Hi, I would like to search 1M filter queries in parallel in order to reduce the search time. This means a boolean query with 1M filter values, an no ordering is necessary. My index size is about 1GB, and I've stored everything in one shard, one node at the moment. I'm currently using searchAfter on 10k filter queries per request. So that means I will run 100 searchAfter queries in sequence with each query taking in 10k values (of the total 1M). This currently takes a long time (more than a couple minutes). I would like to consider parallelizing this search such that each of the 100 queries can run in parallel (e.g. on 100 client threads), and be aggregated within my application. What's the best way to do this? Some thoughts:
- should I still use searchAfter if I want parallelism? or should i use multisearch? (I do not need ordering/sorting/pagination). Does multisearch also have a limit to max_result_window? The reason why I tried using searchAfter is to exceed max_result_window.

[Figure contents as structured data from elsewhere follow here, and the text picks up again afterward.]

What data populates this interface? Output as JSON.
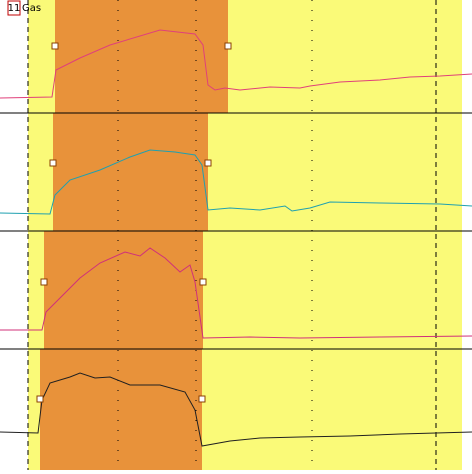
{
  "label": {
    "number": "11",
    "name": "Gas"
  }
}
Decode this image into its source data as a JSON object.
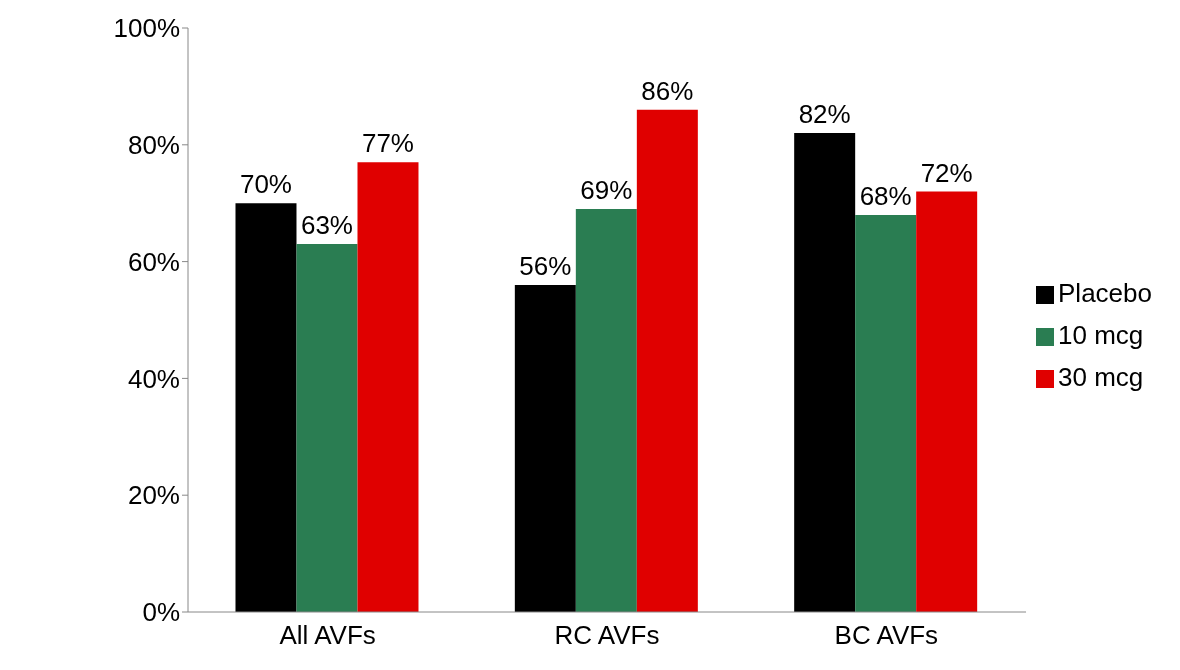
{
  "chart_data": {
    "type": "bar",
    "categories": [
      "All AVFs",
      "RC AVFs",
      "BC AVFs"
    ],
    "series": [
      {
        "name": "Placebo",
        "color": "#000000",
        "values": [
          70,
          56,
          82
        ],
        "value_labels": [
          "70%",
          "56%",
          "82%"
        ]
      },
      {
        "name": "10 mcg",
        "color": "#2a7d52",
        "values": [
          63,
          69,
          68
        ],
        "value_labels": [
          "63%",
          "69%",
          "68%"
        ]
      },
      {
        "name": "30 mcg",
        "color": "#e00000",
        "values": [
          77,
          86,
          72
        ],
        "value_labels": [
          "77%",
          "86%",
          "72%"
        ]
      }
    ],
    "ylim": [
      0,
      100
    ],
    "yticks": [
      {
        "value": 0,
        "label": "0%"
      },
      {
        "value": 20,
        "label": "20%"
      },
      {
        "value": 40,
        "label": "40%"
      },
      {
        "value": 60,
        "label": "60%"
      },
      {
        "value": 80,
        "label": "80%"
      },
      {
        "value": 100,
        "label": "100%"
      }
    ],
    "grid": false,
    "legend": "right"
  }
}
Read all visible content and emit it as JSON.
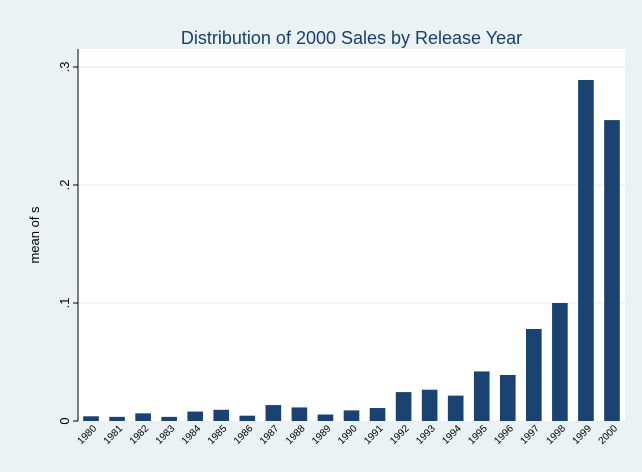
{
  "chart_data": {
    "type": "bar",
    "title": "Distribution of 2000 Sales by Release Year",
    "xlabel": "",
    "ylabel": "mean of s",
    "ylim": [
      0,
      0.3
    ],
    "yticks": [
      {
        "value": 0,
        "label": "0"
      },
      {
        "value": 0.1,
        "label": ".1"
      },
      {
        "value": 0.2,
        "label": ".2"
      },
      {
        "value": 0.3,
        "label": ".3"
      }
    ],
    "grid": true,
    "categories": [
      "1980",
      "1981",
      "1982",
      "1983",
      "1984",
      "1985",
      "1986",
      "1987",
      "1988",
      "1989",
      "1990",
      "1991",
      "1992",
      "1993",
      "1994",
      "1995",
      "1996",
      "1997",
      "1998",
      "1999",
      "2000"
    ],
    "values": [
      0.004,
      0.0035,
      0.0065,
      0.0035,
      0.008,
      0.0095,
      0.0045,
      0.0135,
      0.0115,
      0.0055,
      0.009,
      0.011,
      0.0245,
      0.0265,
      0.0215,
      0.042,
      0.039,
      0.078,
      0.1,
      0.289,
      0.255
    ],
    "bar_color": "#1b4371",
    "plot_background": "#ffffff",
    "page_background": "#eaf2f3"
  }
}
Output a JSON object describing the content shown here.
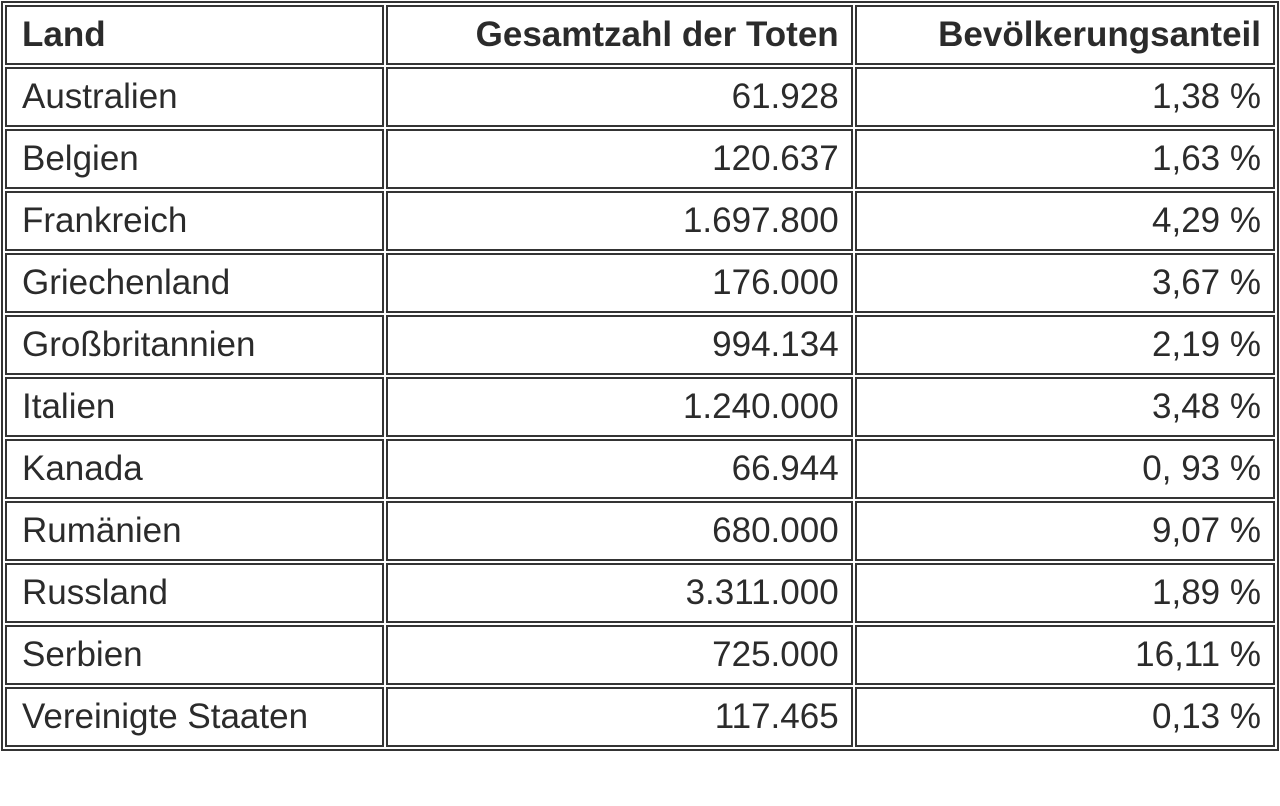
{
  "table": {
    "columns": [
      {
        "key": "land",
        "label": "Land",
        "align": "left"
      },
      {
        "key": "total",
        "label": "Gesamtzahl der Toten",
        "align": "right"
      },
      {
        "key": "share",
        "label": "Bevölkerungsanteil",
        "align": "right"
      }
    ],
    "rows": [
      {
        "land": "Australien",
        "total": "61.928",
        "share": "1,38 %"
      },
      {
        "land": "Belgien",
        "total": "120.637",
        "share": "1,63 %"
      },
      {
        "land": "Frankreich",
        "total": "1.697.800",
        "share": "4,29 %"
      },
      {
        "land": "Griechenland",
        "total": "176.000",
        "share": "3,67 %"
      },
      {
        "land": "Großbritannien",
        "total": "994.134",
        "share": "2,19 %"
      },
      {
        "land": "Italien",
        "total": "1.240.000",
        "share": "3,48 %"
      },
      {
        "land": "Kanada",
        "total": "66.944",
        "share": "0, 93 %"
      },
      {
        "land": "Rumänien",
        "total": "680.000",
        "share": "9,07 %"
      },
      {
        "land": "Russland",
        "total": "3.311.000",
        "share": "1,89 %"
      },
      {
        "land": "Serbien",
        "total": "725.000",
        "share": "16,11 %"
      },
      {
        "land": "Vereinigte Staaten",
        "total": "117.465",
        "share": "0,13 %"
      }
    ]
  },
  "colors": {
    "border": "#343434",
    "text": "#2b2b2b",
    "background": "#ffffff"
  }
}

- should I create shards to introduce parallelism at my index size? Elasticsearch documentation recommends shard sizes between 10GB and 50GB however, and my index size is only 1GB.
- can I introduce hypothetically 100 replicas of the 1GB shard/node and create 100 search requests in parallel? Theoretically if I have a pool of 100 workers together serving a total of 100 simultaneous searches, with each search taking 10k queries, then each worker would only need to process one search operation.